The United States has enacted new legislation for a sweeping enhancement of its financial regulations aimed at preventing a recurrence of the financial crisis.
We hope this reform will help promote stable economic growth, not just in the United States but also around the world.
Naysayers warn that tighter regulations will choke economic growth. But the failure of the U.S. financial behemoths that dominated the global financial markets to rein in their greed set the stage for the economic crisis.
The case for tighter oversight is strong because excessive deregulation has caused many people to lose their jobs or suffer in other ways.
The new law represents America's biggest financial regulatory reform since the Glass-Steagall Act of 1933, which erected a wall between commercial and investment banking based on the lessons of the Great Depression.
The new law's primary objective is to keep commercial banks, which accept deposits from the public, from making high-risk transactions.
Based on the so-called Volcker Rule, principles proposed by former Federal Reserve Chairman Paul Volcker, the law will restrict banks from investing in hedge funds and trading in speculative financial derivative instruments.

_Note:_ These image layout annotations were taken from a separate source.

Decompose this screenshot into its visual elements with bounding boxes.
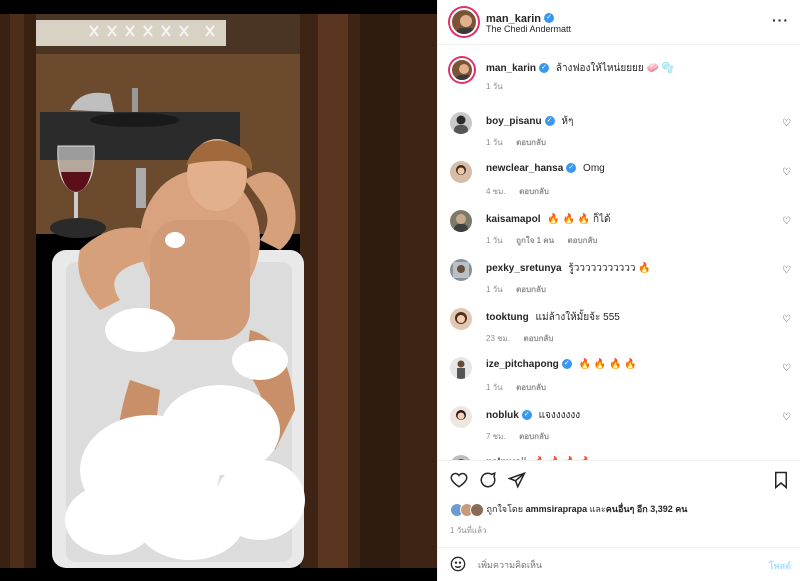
caption-avatar[interactable] bbox=[450, 58, 474, 82]
comment-like-heart-icon[interactable]: ♡ bbox=[782, 412, 791, 423]
comments-list[interactable]: man_karin ✓ ล้างฟองให้ไหน่ยยยย 🧼 🫧 1 วัน … bbox=[438, 46, 800, 460]
comment-time: 4 ชม. bbox=[486, 187, 506, 196]
reply-button[interactable]: ตอบกลับ bbox=[519, 432, 549, 441]
post-action-bar bbox=[438, 460, 800, 500]
commenter-avatar[interactable] bbox=[450, 357, 472, 379]
comment-time: 1 วัน bbox=[486, 236, 503, 245]
reply-button[interactable]: ตอบกลับ bbox=[568, 236, 598, 245]
emoji-icon[interactable] bbox=[450, 556, 466, 577]
post-comment-button[interactable]: โพสต์ bbox=[769, 559, 791, 573]
commenter-username[interactable]: nobluk bbox=[486, 410, 519, 421]
likes-prefix: ถูกใจโดย bbox=[486, 504, 524, 514]
comment-input[interactable] bbox=[478, 557, 738, 573]
likes-user[interactable]: ammsiraprapa bbox=[526, 504, 588, 514]
comment-item: palmyoii 🔥 🔥 🔥 🔥 ♡ bbox=[438, 445, 800, 460]
caption-item: man_karin ✓ ล้างฟองให้ไหน่ยยยย 🧼 🫧 1 วัน bbox=[438, 46, 800, 95]
caption-time: 1 วัน bbox=[486, 82, 503, 91]
comment-text: 🔥 🔥 🔥 ก็ได้ bbox=[547, 214, 611, 225]
commenter-username[interactable]: boy_pisanu bbox=[486, 116, 542, 127]
bookmark-icon[interactable] bbox=[773, 471, 789, 494]
comment-text: Omg bbox=[583, 163, 605, 174]
avatar bbox=[470, 502, 484, 517]
verified-badge-icon: ✓ bbox=[544, 116, 555, 127]
comment-like-heart-icon[interactable]: ♡ bbox=[782, 314, 791, 325]
post-location[interactable]: The Chedi Andermatt bbox=[486, 24, 571, 34]
verified-badge-icon: ✓ bbox=[566, 163, 577, 174]
commenter-avatar[interactable] bbox=[450, 259, 472, 281]
commenter-username[interactable]: newclear_hansa bbox=[486, 163, 563, 174]
likes-others[interactable]: คนอื่นๆ อีก 3,392 คน bbox=[606, 504, 688, 514]
more-horizontal-icon[interactable]: ··· bbox=[772, 12, 789, 28]
comment-like-heart-icon[interactable]: ♡ bbox=[782, 265, 791, 276]
commenter-avatar[interactable] bbox=[450, 112, 472, 134]
verified-badge-icon: ✓ bbox=[539, 63, 550, 74]
comment-like-heart-icon[interactable]: ♡ bbox=[782, 363, 791, 374]
liker-avatars[interactable] bbox=[450, 502, 484, 517]
reply-button[interactable]: ตอบกลับ bbox=[516, 285, 546, 294]
comment-time: 1 วัน bbox=[486, 383, 503, 392]
likes-middle: และ bbox=[589, 504, 606, 514]
comment-item: ize_pitchapong ✓ 🔥 🔥 🔥 🔥 1 วัน ตอบกลับ ♡ bbox=[438, 347, 800, 396]
verified-badge-icon: ✓ bbox=[544, 12, 555, 23]
comment-item: nobluk ✓ แจงงงงงง 7 ชม. ตอบกลับ ♡ bbox=[438, 396, 800, 445]
verified-badge-icon: ✓ bbox=[561, 359, 572, 370]
comment-like-heart-icon[interactable]: ♡ bbox=[782, 216, 791, 227]
commenter-avatar[interactable] bbox=[450, 406, 472, 428]
reply-button[interactable]: ตอบกลับ bbox=[524, 334, 554, 343]
commenter-avatar[interactable] bbox=[450, 161, 472, 183]
reply-button[interactable]: ตอบกลับ bbox=[516, 138, 546, 147]
comment-time: 1 วัน bbox=[486, 285, 503, 294]
reply-button[interactable]: ตอบกลับ bbox=[519, 187, 549, 196]
commenter-avatar[interactable] bbox=[450, 210, 472, 232]
comment-item: kaisamapol 🔥 🔥 🔥 ก็ได้ 1 วัน ถูกใจ 1 คน … bbox=[438, 200, 800, 249]
post-photo[interactable] bbox=[0, 0, 437, 581]
comment-text: แจงงงงงง bbox=[538, 410, 581, 421]
comment-like-heart-icon[interactable]: ♡ bbox=[782, 167, 791, 178]
comment-time: 1 วัน bbox=[486, 138, 503, 147]
comment-item: boy_pisanu ✓ ห้ๆ 1 วัน ตอบกลับ ♡ bbox=[438, 102, 800, 151]
comment-item: tooktung แม่ล้างให้มั้ยจ้ะ 555 23 ชม. ตอ… bbox=[438, 298, 800, 347]
post-header: man_karin ✓ The Chedi Andermatt ··· bbox=[438, 0, 800, 45]
comment-like-count[interactable]: ถูกใจ 1 คน bbox=[516, 236, 554, 245]
comment-text: ห้ๆ bbox=[561, 116, 574, 127]
post-time-ago[interactable]: 1 วันที่แล้ว bbox=[450, 524, 486, 537]
comment-item: newclear_hansa ✓ Omg 4 ชม. ตอบกลับ ♡ bbox=[438, 151, 800, 200]
comment-text: แม่ล้างให้มั้ยจ้ะ 555 bbox=[535, 312, 620, 323]
caption-text: ล้างฟองให้ไหน่ยยยย 🧼 🫧 bbox=[555, 63, 675, 74]
comment-like-heart-icon[interactable]: ♡ bbox=[782, 118, 791, 129]
commenter-username[interactable]: pexky_sretunya bbox=[486, 263, 562, 274]
heart-icon[interactable] bbox=[450, 471, 468, 494]
send-icon[interactable] bbox=[507, 471, 526, 494]
commenter-username[interactable]: kaisamapol bbox=[486, 214, 540, 225]
comment-time: 7 ชม. bbox=[486, 432, 506, 441]
commenter-username[interactable]: ize_pitchapong bbox=[486, 359, 559, 370]
commenter-avatar[interactable] bbox=[450, 308, 472, 330]
reply-button[interactable]: ตอบกลับ bbox=[516, 383, 546, 392]
comment-icon[interactable] bbox=[479, 471, 497, 494]
caption-username[interactable]: man_karin bbox=[486, 63, 536, 74]
likes-summary: ถูกใจโดย ammsiraprapa และคนอื่นๆ อีก 3,3… bbox=[450, 502, 687, 517]
post-detail-panel: man_karin ✓ The Chedi Andermatt ··· man_k… bbox=[437, 0, 800, 581]
commenter-username[interactable]: tooktung bbox=[486, 312, 529, 323]
comment-time: 23 ชม. bbox=[486, 334, 511, 343]
add-comment-bar: โพสต์ bbox=[438, 547, 800, 581]
verified-badge-icon: ✓ bbox=[521, 410, 532, 421]
author-avatar[interactable] bbox=[450, 8, 478, 36]
comment-text: รู้ววววววววววว 🔥 bbox=[568, 263, 651, 274]
post-image bbox=[0, 0, 437, 581]
comment-text: 🔥 🔥 🔥 🔥 bbox=[578, 359, 637, 370]
comment-item: pexky_sretunya รู้ววววววววววว 🔥 1 วัน ตอ… bbox=[438, 249, 800, 298]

Behind the financial bubbles that led to the economic crisis lay nonbank financial institutions also known as "shadow banks." These institutions expanded their operations by taking advantage of loopholes in the regulations and lax government oversight.
To ensure this will not happen again, the Federal Reserve Board will keep watch on a wide range of financial companies under a unified system of supervision.
This is an important step forward--having regulators oversee the activities of financial institutions that have been largely out of the scope of supervision.
One important task for authorities is to ensure that accurate information is shared by all players in financial markets under stricter regulations.
Financial bubbles continued to grow in the United States partly because accurate information was not disseminated, allowing distortions to accumulate.
The FRB needs to get down to establishing rules to prevent that from recurring.
A key issue for U.S. commercial banks, which will come under the stricter regulations, is how to rebuild their traditional business of lending funds to companies.
The new regulatory setup is designed to pressure commercial banks to go back to their original mission.
But the banks fell deep into speculative trading in derivatives and other risky instruments partly because demand for bank financing fell as large corporations improved their ability to raise funds in capital markets.
The trend was accelerated by excess liquidity and interest-rate deregulation.
Information holds the key for the future of the banking industry. The question is whether banks can discover promising new borrowers by gleaning more in-depth information about companies and technologies than is available through capital markets.
Japan, which experienced its own banking crisis in the late 1990s, does not need to follow the United States and strengthen its financial regulations.
But Japan shares with the United States the same challenge of improving the profitability of banks without allowing them to undermine their role of serving the public interest.
Japan needs to pay close attention to how U.S. banks operate in the new regulatory environment.